Con voti favorevoli quattordici (presenti: trentadue; votanti: quattordici; astenuti: diciotto, i Consiglieri BERTIN, BERTSCHY, CARREL, CAVERI, CHATRIAN, CRETIER, DI MARCO, GROSJACQUES, GUICHARDAZ Jean-Pierre, JORDAN, LAVEVAZ, MALACRINÒ, MARGUERETTAZ, MARZI, PADOVANI, ROSAIRE, SAPINET e TESTOLIN).

NON APPROVA

il sottoriportato

ORDINE DEL GIORNO N. 4

"Istituto regionale A. Gervasone di Châtillon"
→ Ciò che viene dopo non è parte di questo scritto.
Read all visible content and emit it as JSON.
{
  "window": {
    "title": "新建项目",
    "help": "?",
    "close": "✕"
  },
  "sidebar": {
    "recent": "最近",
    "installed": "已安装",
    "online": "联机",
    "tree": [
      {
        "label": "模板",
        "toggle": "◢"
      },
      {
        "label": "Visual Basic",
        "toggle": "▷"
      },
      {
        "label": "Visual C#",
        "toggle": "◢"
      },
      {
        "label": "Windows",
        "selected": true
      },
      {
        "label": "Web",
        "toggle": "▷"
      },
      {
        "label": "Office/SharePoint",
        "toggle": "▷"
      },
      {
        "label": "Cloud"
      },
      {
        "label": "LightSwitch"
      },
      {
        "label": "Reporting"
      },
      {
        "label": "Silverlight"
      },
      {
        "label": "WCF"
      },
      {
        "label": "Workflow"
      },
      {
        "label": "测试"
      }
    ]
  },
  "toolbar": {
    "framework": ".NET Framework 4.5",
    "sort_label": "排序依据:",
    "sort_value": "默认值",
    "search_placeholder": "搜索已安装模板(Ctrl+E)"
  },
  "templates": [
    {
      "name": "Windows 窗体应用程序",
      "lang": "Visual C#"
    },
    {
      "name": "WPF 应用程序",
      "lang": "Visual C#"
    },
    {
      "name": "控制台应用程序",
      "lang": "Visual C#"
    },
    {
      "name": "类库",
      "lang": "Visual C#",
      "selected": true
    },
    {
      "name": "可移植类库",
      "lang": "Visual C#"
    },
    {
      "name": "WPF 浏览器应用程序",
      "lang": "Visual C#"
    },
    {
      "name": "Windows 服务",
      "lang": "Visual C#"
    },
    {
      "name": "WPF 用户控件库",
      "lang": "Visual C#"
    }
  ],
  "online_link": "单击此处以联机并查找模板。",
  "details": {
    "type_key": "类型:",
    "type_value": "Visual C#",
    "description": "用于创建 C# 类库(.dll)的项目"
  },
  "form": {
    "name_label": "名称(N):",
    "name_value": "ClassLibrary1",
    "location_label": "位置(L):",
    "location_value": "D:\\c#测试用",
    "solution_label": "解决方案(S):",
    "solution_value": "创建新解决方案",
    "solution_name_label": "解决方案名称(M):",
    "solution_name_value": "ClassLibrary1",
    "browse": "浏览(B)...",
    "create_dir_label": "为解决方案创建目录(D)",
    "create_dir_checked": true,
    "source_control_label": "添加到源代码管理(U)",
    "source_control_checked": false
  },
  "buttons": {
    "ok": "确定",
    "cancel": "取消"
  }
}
IL CONSIGLIO REGIONALE DELLA VALLE D'AOSTA/VALLÉE D'AOSTE

VISTOil Disegno di legge - 189/XVI " Approvazione del rendiconto generale della Regione Autonoma Valle d'Aosta/Vallée d'Aoste e del rendiconto consolidato dell'esercizio finanziario 2024";

VISTO il Disegno di legge - 195/XVI"Assestamento dal bilancio di previsione della Regione Autonoma Valle d'Aosta/Vallée d'Aoste per l'anno 2025. Seconda variazione al bilancio di previsione della Regione per il triennio 2025/2027";

CONSIDERATO l’attuale contesto economico e sociale, il quadro e le analisi effettuate nelle competenti commissioni consiliari;

RICHIAMATA l'importante funzione che l'Istituto regionale Adolfo Gervasone di Châtillon svolge per il territorio della media Valle, in quanto amplia l'offerta formativa e accoglie in regime di convitto o di semiconvitto studenti dai 12 ai 20 anni iscritti in varie scuole pubbliche, così come più volte evidenziato in questa legislatura;

ANALIZZATA la relazione "Anno 2024" che è stata trasmessa dall'Istituto sopra richiamato ai consiglieri regionali in data 18 febbraio 2025;

CONSTATATOche è nuovamente emersa la necessità di ulteriori interventi di manutenzione straordinaria;

CONSIDERATO inoltre che l'edificio potrebbe essere idoneo, viste le sue strutture già adeguatamente attrezzate, a ospitare corsi di formazione o altre attività legate al mondo della scuola e del lavoro;

ALLA LUCE del fatto che non si riscontrano interventi a favore del già richiamato Istituto tra quelli finanziati dal d.d.l. 195 30/05/2025 "Assestamento al Bilancio di Previsione della Regione Autonoma Valle d'Aosta/Vallée d'Aoste per l'anno 2025. Seconda variazione al Bilancio di previsione della Regione per il triennio 2025/2027;

IMPEGNA

l'Assessore competente a prevedere, nell'ambito del prossimo provvedimento amministrativo utile, degli interventi necessari a rendere pienamente fruibile l'edificio che ospita l'Istituto Regionale "A. Gervasone" di Châtillon, previo confronto con le competenti strutture dell'ente.